Specifically I am looking for the logic behind this statement:

“Another advantage of SciDB array indexing is that your data is clustered: data that logically belongs together is stored close together on disk.”

Thank you,

Jeff Thompson


Hi Jeff!

Your question has to do with the way SciDB organizes array data into “chunks”. Don’t be surprised it isn’t in the docs. What you’re asking about is a detail of our physical implementation of the engine, rather than our high level functionality, etc. Of course, the point is that the physical organization of the data makes it possible for us to make the logical features–let’s talk about the window(…) operator–efficient and scalable.

Physical details first. How do we ensure that “data that logically belongs together is stored close together on disk”? Best understood with an example. Suppose you have an array that’s 100 x 100 in size. Suppose it’s an image. (It might be a timeseries, or a matrix, or a raster map). In SciDB, we logically break arrays up into “chunks”, and each “chunk” might be 10 x 10. So that’s 100 “chunks” in total. Each “chunk” … which is stored on disk, managed in the cache, passed over the network etc … contains a square block of data from the array. Consequently, if you point to a cell in the logical array, say A[i,j], then the collection of cells around A[i,j] … that is, A[i-1,j-1], A[i-1,j], A[i-1,j+1] to A[i+1,j+1] … are all stored together in the same “chunk” / disk / memory block. SciDB also supports overlapping regions at the chunk level. So a single “logical” cell in a SciDB array might find itself “physically” in multiple “chunks” (because it’s in the overlap).

All of which accomplishes what, you ask? Well, suppose you want to compute a 2D window. That is, for all of the cells in A[i,j], compute the average of values in cells from i-1 to i+1 and j-1 to j+1 (a 3x3 window). Well … given the way SciDB’s chunking works, all of the data needed to compute that average in that “logical” region of the array is contained within a single physical chunk/block. We exploit this idea all the time; for image processing, timeseries, matrix algebra, etc. It maximizes our parallelism, and because we’re free to organize data within a chunk to suit our purposes, also makes it possible to maximize the efficiency of chunk-at-a-time operations.

Now, if you’re using a SQL system (say), then you’re limited in how you can partition the data. You can basically nominate an ordering of the table’s attributes … sort by i, then by j, for example. But that means that the data in a 2D window is scattered all over the place.
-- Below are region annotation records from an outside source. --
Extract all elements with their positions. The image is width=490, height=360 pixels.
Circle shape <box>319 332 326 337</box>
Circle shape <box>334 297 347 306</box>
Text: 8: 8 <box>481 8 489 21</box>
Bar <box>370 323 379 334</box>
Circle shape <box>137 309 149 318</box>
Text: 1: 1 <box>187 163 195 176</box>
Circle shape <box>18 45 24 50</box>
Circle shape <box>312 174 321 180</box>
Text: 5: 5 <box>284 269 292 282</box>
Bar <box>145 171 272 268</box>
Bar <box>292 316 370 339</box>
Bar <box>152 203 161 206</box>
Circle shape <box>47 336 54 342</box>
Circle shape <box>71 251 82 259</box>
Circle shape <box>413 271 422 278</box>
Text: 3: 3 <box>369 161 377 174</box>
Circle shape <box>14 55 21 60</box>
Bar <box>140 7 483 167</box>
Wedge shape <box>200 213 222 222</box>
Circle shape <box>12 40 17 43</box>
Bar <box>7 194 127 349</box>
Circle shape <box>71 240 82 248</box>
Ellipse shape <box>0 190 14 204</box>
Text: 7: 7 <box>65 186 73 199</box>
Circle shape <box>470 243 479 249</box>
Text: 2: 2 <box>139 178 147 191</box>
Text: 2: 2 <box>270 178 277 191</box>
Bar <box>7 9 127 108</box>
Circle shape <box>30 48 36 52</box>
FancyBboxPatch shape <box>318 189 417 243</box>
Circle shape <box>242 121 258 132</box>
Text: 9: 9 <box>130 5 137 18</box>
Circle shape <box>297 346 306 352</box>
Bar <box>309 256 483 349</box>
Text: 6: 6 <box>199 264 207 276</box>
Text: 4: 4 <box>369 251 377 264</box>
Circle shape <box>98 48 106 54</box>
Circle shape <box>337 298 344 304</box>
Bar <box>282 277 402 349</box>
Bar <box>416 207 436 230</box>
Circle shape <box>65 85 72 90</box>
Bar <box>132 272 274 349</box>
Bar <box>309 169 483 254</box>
If you choose to put the data in a HDFS file, you basically get the data wherever it finds itself, depending on the row order from the initial load.

The point? If, for efficiency, your workload requires that you go after a “region” of the input array, or a “stripe” through any dimension, data where the semantics of the array’s data depend on its logical organization, then SciDB’s physical model exploits the implicit organization of the array’s data for maximum parallelism and scalability.

Does this explanation help?



Thank you yes it explains the concept more than the one sentence in the documentation but more importantly it shows the emphasis on structure matching how the data is used.

I am sure I will have more questions as I explore the documentation and software.